In July, a federal appeals court ruled that Maldonado-Passage should get a shorter prison sentence for his role in a murder-for-hire plot and violating federal wildlife laws.
He was sentenced in January 2020 to 22 years in federal prison after being convicted of trying to hire two different men to kill Florida animal rights activist Carole Baskin.
A three-judge panel of the 10th US Circuit Court of Appeals in Denver found that the trial court wrongly treated these two convictions separately in calculating his prison term under sentencing guidelines.

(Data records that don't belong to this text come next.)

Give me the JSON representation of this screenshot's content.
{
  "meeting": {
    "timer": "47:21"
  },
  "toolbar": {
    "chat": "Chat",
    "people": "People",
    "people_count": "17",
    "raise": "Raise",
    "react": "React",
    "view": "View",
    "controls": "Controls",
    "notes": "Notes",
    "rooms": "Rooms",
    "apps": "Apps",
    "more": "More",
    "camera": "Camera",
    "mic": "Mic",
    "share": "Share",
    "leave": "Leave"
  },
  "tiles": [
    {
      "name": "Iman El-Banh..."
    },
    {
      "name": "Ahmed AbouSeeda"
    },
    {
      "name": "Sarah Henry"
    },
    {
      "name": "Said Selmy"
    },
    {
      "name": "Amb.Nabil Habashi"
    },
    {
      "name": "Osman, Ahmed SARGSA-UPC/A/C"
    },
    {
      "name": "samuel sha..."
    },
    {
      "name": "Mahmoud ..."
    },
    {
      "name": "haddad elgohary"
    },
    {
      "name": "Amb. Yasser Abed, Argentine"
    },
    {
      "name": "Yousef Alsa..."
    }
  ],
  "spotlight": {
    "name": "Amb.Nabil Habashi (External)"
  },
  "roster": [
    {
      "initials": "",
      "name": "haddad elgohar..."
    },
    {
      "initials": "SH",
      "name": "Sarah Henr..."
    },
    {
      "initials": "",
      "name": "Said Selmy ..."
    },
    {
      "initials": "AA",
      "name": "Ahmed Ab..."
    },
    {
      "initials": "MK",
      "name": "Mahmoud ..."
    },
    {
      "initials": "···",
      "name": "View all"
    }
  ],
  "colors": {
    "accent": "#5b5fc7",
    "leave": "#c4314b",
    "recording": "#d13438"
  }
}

The appeals court panel said his advisory sentencing range should be between 17-and-a-half years and just under 22 years rather than between just under 22 years and 27 years in prison, as the trial court had calculated.
Maldonado-Passage and his blond mullet were featured in the Netflix documentary Tiger King: Murder, Mayhem and Madness.
Meanwhile, Ms Baskin, of Tampa’s Big Cat Rescue sanctuary, lost an effort to stop Netflix and a production company from using previously recorded video of her and her husband in the Tiger King sequel.
A federal magistrate judge issued a recommendation on Friday denying the Baskins’ bid to block use of the footage.